Un mouvement engagé à gauche
Sans doute est-ce la raison pour laquelle il faut parler de l’engagement des « gilets jaunes », de ce que l’on peut appeler leur identité politique. Contrairement à bien des choses qui ont été dites, ici et là, depuis qu’ils ont entrepris leurs manifestations, il s’agissait clairement, ce samedi, d’un mouvement engagé à gauche. Il ne s’agissait pas seulement de demander la démission du président de la République et de demander un changement de politique, de politique fiscale, mais aussi, plus généralement, d’orientations politiques, mais il s’agissait aussi d’exprimer un engagement associant des syndicalistes, des militants, des « gilets » engagés à gauche. Ce qui change des mouvements classiques de gauche, c’est que les « Gilets jaunes » sont un mouvement qui est né, qui a grandi, qui se manifeste, en-dehors des partis classiques. peut-être, d’ailleurs, est-ce là une des raisons pour lesquelles certains ont tenté de s’approprier ce mouvement sans doute résolument nouveau, mais ce mouvement est résolument engagé vers plus de justice sociale et d’égalité, ce qui a toujours été le discours de la gauche.
Une logique de réseau
Peut-être est-ce là ce que les « Gilets jaunes » offrent de nouveau dans l’espace politique. Ces manifestations qui ne défilent pas comme en masse, mais plutôt comme des groupes qui se situent dans plusieurs lieux de la ville comme dans plusieurs temps qui se succèdent, s’inscrivent dans l’espace dans une logique de réseau.

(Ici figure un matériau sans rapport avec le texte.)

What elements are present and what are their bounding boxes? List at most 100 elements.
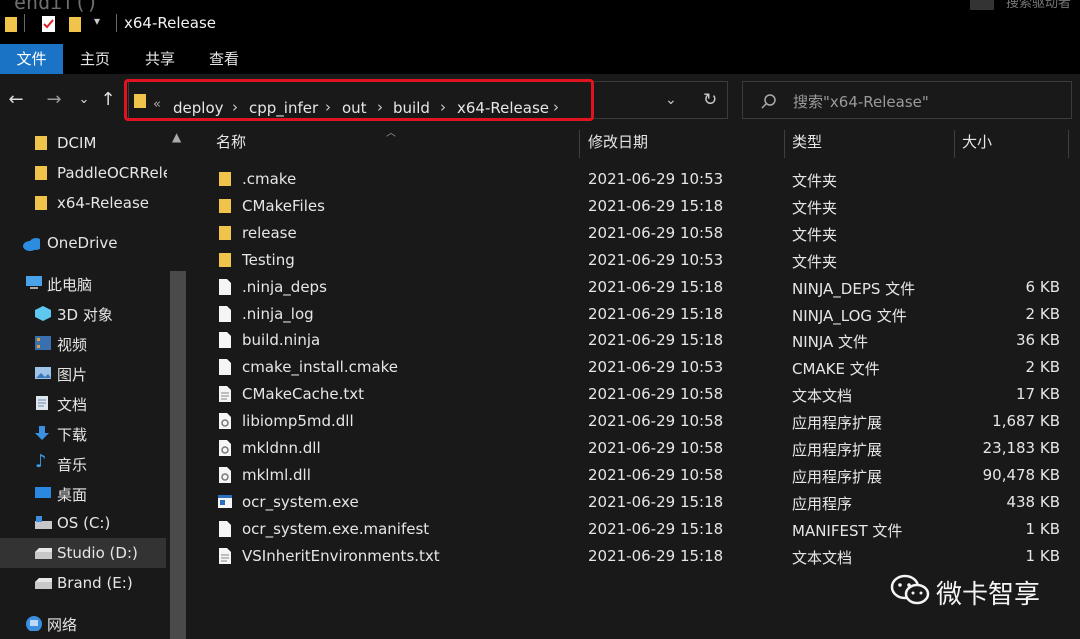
file-row[interactable]: .cmake 2021-06-29 10:53 文件夹 — [210, 166, 1070, 193]
sidebar-item-label: OS (C:) — [57, 514, 111, 532]
sidebar-item-label: 网络 — [47, 616, 78, 634]
tab-view[interactable]: 查看 — [194, 44, 254, 74]
column-header-name[interactable]: 名称 — [216, 126, 246, 159]
column-divider[interactable] — [1068, 130, 1069, 158]
background-scrollbar — [970, 0, 994, 10]
background-partial-text: 搜索驱动者 — [1006, 0, 1072, 11]
sidebar-item-network[interactable]: 网络 — [0, 608, 166, 638]
file-type: 文件夹 — [792, 225, 838, 244]
file-row[interactable]: CMakeCache.txt 2021-06-29 10:58 文本文档 17 KB — [210, 381, 1070, 408]
column-divider[interactable] — [954, 130, 955, 158]
cloud-icon — [23, 238, 40, 251]
file-name: .ninja_deps — [242, 277, 327, 296]
sidebar-item-label: DCIM — [57, 134, 97, 152]
music-icon: ♪ — [35, 451, 47, 472]
sidebar-item-label: PaddleOCRRele — [57, 164, 167, 182]
sidebar-item-dcim[interactable]: DCIM — [0, 128, 166, 158]
sidebar-item-label: Brand (E:) — [57, 574, 133, 592]
tab-file[interactable]: 文件 — [0, 44, 63, 74]
file-row[interactable]: libiomp5md.dll 2021-06-29 10:58 应用程序扩展 1,68… — [210, 408, 1070, 435]
file-row[interactable]: mkldnn.dll 2021-06-29 10:58 应用程序扩展 23,183 K… — [210, 435, 1070, 462]
file-row[interactable]: build.ninja 2021-06-29 15:18 NINJA 文件 36 KB — [210, 327, 1070, 354]
recent-locations-chevron-icon[interactable]: ⌄ — [74, 90, 94, 110]
tab-share[interactable]: 共享 — [130, 44, 190, 74]
sidebar-item-studio-d[interactable]: Studio (D:) — [0, 538, 166, 568]
file-modified: 2021-06-29 10:53 — [588, 250, 724, 269]
file-size: 36 KB — [1016, 331, 1060, 350]
computer-icon — [26, 276, 42, 289]
file-name: .cmake — [242, 170, 297, 188]
file-name: .ninja_log — [242, 304, 314, 323]
divider — [116, 14, 117, 32]
sidebar-item-this-pc[interactable]: 此电脑 — [0, 268, 166, 298]
address-dropdown-chevron-icon[interactable]: ⌄ — [665, 92, 677, 108]
navigation-bar: ← → ⌄ ↑ « deploy › cpp_infer › out › bui… — [0, 74, 1080, 126]
column-divider[interactable] — [579, 130, 580, 158]
sidebar-item-paddleocr[interactable]: PaddleOCRRele — [0, 158, 167, 188]
file-modified: 2021-06-29 10:58 — [588, 439, 724, 457]
folder-icon — [35, 196, 47, 210]
file-list: ︿ 名称 修改日期 类型 大小 .cmake 2021-06-29 10:53 文件… — [190, 126, 1080, 639]
tab-home[interactable]: 主页 — [65, 44, 125, 74]
sidebar-item-brand-e[interactable]: Brand (E:) — [0, 568, 166, 598]
file-name: build.ninja — [242, 331, 321, 350]
forward-arrow-icon[interactable]: → — [44, 90, 64, 110]
dll-icon — [219, 440, 231, 456]
sidebar-item-os-c[interactable]: OS (C:) — [0, 508, 166, 538]
back-arrow-icon[interactable]: ← — [6, 90, 26, 110]
file-row[interactable]: mklml.dll 2021-06-29 10:58 应用程序扩展 90,478 KB — [210, 462, 1070, 489]
sidebar-item-label: 3D 对象 — [57, 306, 113, 324]
file-modified: 2021-06-29 15:18 — [588, 196, 724, 215]
file-type: 文件夹 — [792, 198, 838, 217]
search-input[interactable]: 搜索"x64-Release" — [742, 81, 1072, 119]
dll-icon — [219, 466, 231, 483]
file-row[interactable]: ocr_system.exe 2021-06-29 15:18 应用程序 438 KB — [210, 489, 1070, 516]
drive-icon — [35, 516, 52, 529]
file-row[interactable]: CMakeFiles 2021-06-29 15:18 文件夹 — [210, 193, 1070, 220]
sidebar-item-onedrive[interactable]: OneDrive — [0, 228, 166, 258]
file-row[interactable]: cmake_install.cmake 2021-06-29 10:53 CMAKE… — [210, 354, 1070, 381]
title-bar: endif() ▾ x64-Release 搜索驱动者 — [0, 0, 1080, 44]
folder-icon — [219, 252, 231, 267]
folder-icon — [219, 172, 231, 186]
file-name: CMakeCache.txt — [242, 385, 365, 404]
sidebar-item-x64-release[interactable]: x64-Release — [0, 188, 166, 218]
properties-icon[interactable] — [40, 14, 58, 34]
column-header-size[interactable]: 大小 — [962, 126, 992, 159]
up-arrow-icon[interactable]: ↑ — [98, 90, 118, 110]
sidebar-item-pictures[interactable]: 图片 — [0, 358, 166, 388]
sidebar-item-label: Studio (D:) — [57, 544, 138, 562]
sidebar-item-downloads[interactable]: 下载 — [0, 418, 166, 448]
file-row[interactable]: .ninja_log 2021-06-29 15:18 NINJA_LOG 文件 2 … — [210, 301, 1070, 328]
file-row[interactable]: release 2021-06-29 10:58 文件夹 — [210, 220, 1070, 247]
sidebar-scrollbar[interactable] — [170, 271, 186, 639]
new-folder-icon[interactable] — [68, 14, 82, 34]
scroll-up-arrow-icon[interactable]: ▲ — [172, 130, 181, 144]
window-title: x64-Release — [124, 14, 216, 32]
sidebar-item-label: 图片 — [57, 366, 88, 384]
column-divider[interactable] — [784, 130, 785, 158]
column-header-modified[interactable]: 修改日期 — [588, 126, 648, 159]
sidebar-item-label: 文档 — [57, 396, 88, 414]
file-name: mkldnn.dll — [242, 439, 321, 457]
file-row[interactable]: .ninja_deps 2021-06-29 15:18 NINJA_DEPS 文件… — [210, 274, 1070, 301]
file-row[interactable]: Testing 2021-06-29 10:53 文件夹 — [210, 247, 1070, 274]
refresh-icon[interactable]: ↻ — [703, 90, 717, 110]
sort-ascending-icon: ︿ — [386, 128, 396, 139]
file-row[interactable]: ocr_system.exe.manifest 2021-06-29 15:18 M… — [210, 516, 1070, 543]
file-modified: 2021-06-29 10:58 — [588, 465, 724, 484]
wechat-icon — [890, 574, 930, 605]
sidebar-item-documents[interactable]: 文档 — [0, 388, 166, 418]
sidebar-item-desktop[interactable]: 桌面 — [0, 478, 166, 508]
sidebar-item-label: 下载 — [57, 426, 88, 444]
file-icon — [219, 332, 231, 349]
file-type: 文件夹 — [792, 172, 838, 190]
sidebar-item-videos[interactable]: 视频 — [0, 328, 166, 358]
column-header-type[interactable]: 类型 — [792, 126, 822, 159]
sidebar-item-3d-objects[interactable]: 3D 对象 — [0, 298, 166, 328]
file-modified: 2021-06-29 15:18 — [588, 492, 724, 511]
sidebar-item-music[interactable]: ♪ 音乐 — [0, 448, 166, 478]
file-row[interactable]: VSInheritEnvironments.txt 2021-06-29 15:1… — [210, 543, 1070, 570]
customize-quick-access-icon[interactable]: ▾ — [94, 14, 100, 34]
file-name: ocr_system.exe — [242, 492, 359, 511]
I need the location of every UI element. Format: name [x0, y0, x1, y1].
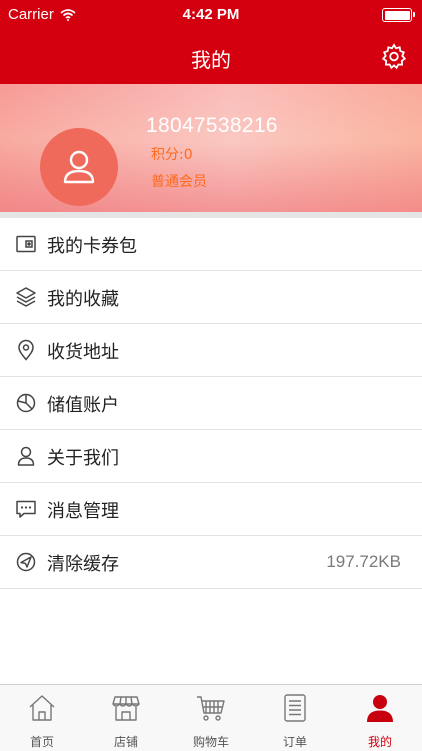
- menu-item-label: 关于我们: [47, 448, 119, 469]
- menu-item-favorites[interactable]: 我的收藏: [0, 271, 422, 324]
- tab-label: 首页: [29, 735, 54, 749]
- tab-store[interactable]: 店铺: [84, 685, 168, 751]
- menu-list: 我的卡券包 我的收藏 收货地址 储值账户 关于我们 消息管理 清除缓存 197.…: [0, 218, 422, 589]
- menu-item-shipping-address[interactable]: 收货地址: [0, 324, 422, 377]
- page-title: 我的: [191, 48, 231, 72]
- menu-item-label: 消息管理: [47, 501, 119, 522]
- tab-label: 店铺: [113, 735, 138, 749]
- cart-icon: [197, 696, 225, 721]
- navigation-bar: 我的: [0, 30, 422, 84]
- profile-header: 18047538216 积分:0 普通会员: [0, 84, 422, 212]
- chat-bubble-icon: [16, 500, 36, 518]
- tab-bar: 首页 店铺 购物车 订单 我的: [0, 684, 422, 751]
- tab-label: 订单: [282, 735, 307, 749]
- profile-icon: [367, 695, 393, 722]
- menu-item-message-management[interactable]: 消息管理: [0, 483, 422, 536]
- menu-item-label: 我的收藏: [47, 289, 119, 310]
- tab-home[interactable]: 首页: [0, 685, 84, 751]
- menu-item-label: 储值账户: [47, 395, 119, 416]
- menu-item-clear-cache[interactable]: 清除缓存 197.72KB: [0, 536, 422, 589]
- user-phone: 18047538216: [146, 114, 278, 137]
- cache-size: 197.72KB: [326, 552, 401, 571]
- menu-item-about-us[interactable]: 关于我们: [0, 430, 422, 483]
- home-icon: [29, 695, 55, 721]
- tab-label: 我的: [367, 735, 392, 749]
- status-bar: Carrier 4:42 PM: [0, 0, 422, 30]
- store-icon: [112, 696, 140, 721]
- layers-icon: [16, 287, 36, 307]
- tab-cart[interactable]: 购物车: [169, 685, 253, 751]
- user-icon: [63, 150, 95, 184]
- tab-label: 购物车: [192, 735, 229, 749]
- battery-icon: [382, 8, 415, 22]
- gear-icon[interactable]: [380, 42, 408, 70]
- avatar[interactable]: [40, 128, 118, 206]
- wallet-icon: [16, 235, 36, 253]
- menu-item-stored-value[interactable]: 储值账户: [0, 377, 422, 430]
- menu-item-card-wallet[interactable]: 我的卡券包: [0, 218, 422, 271]
- location-pin-icon: [18, 339, 34, 361]
- menu-item-label: 清除缓存: [47, 554, 119, 575]
- membership-level: 普通会员: [151, 174, 207, 190]
- pie-chart-icon: [16, 393, 36, 413]
- tab-orders[interactable]: 订单: [253, 685, 337, 751]
- menu-item-label: 我的卡券包: [47, 236, 137, 257]
- status-time: 4:42 PM: [182, 6, 240, 23]
- tab-profile[interactable]: 我的: [338, 685, 422, 751]
- paper-plane-icon: [16, 552, 36, 572]
- order-list-icon: [284, 694, 306, 722]
- user-points: 积分:0: [151, 147, 193, 163]
- user-outline-icon: [17, 446, 35, 466]
- menu-item-label: 收货地址: [47, 342, 119, 363]
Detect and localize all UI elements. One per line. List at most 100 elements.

Ces parcours, qui semblent un peu aléatoires et qui associent des groupes fragmentés de militants engagés, prennent des formes de réseaux, comme, justement, les formes de communication qu’ils empruntent et les discours qu’ils énoncent. En ce sens, les « Gilets jaunes » sont, sans doute, l’expression de nouvelles conceptions de la politique, de nouvelles formes d’engagement. Cela peut expliquer la distance que l’on relève entre les « Gilets jaunes » et les partis traditionnels : elle exprime le rejet des « Gilets jaunes » des formes classiques d’engagement et des partis classiques, mais cela est loin de signifier, comme certains le disent, une dépolitisation du mouvement. Peut-être cela peut-il aussi permettre de comprendre, dans une forme d’incompréhension, la violence que manifeste le pouvoir dans son opposition aux « Gilets ». La logique de réseau des « Gilets jaunes » est sans doute en train d’imaginer de nouvelles formes des identités politiques que nous devons apprendre à mieux connaître, à mieux comprendre, bref : à mieux lire.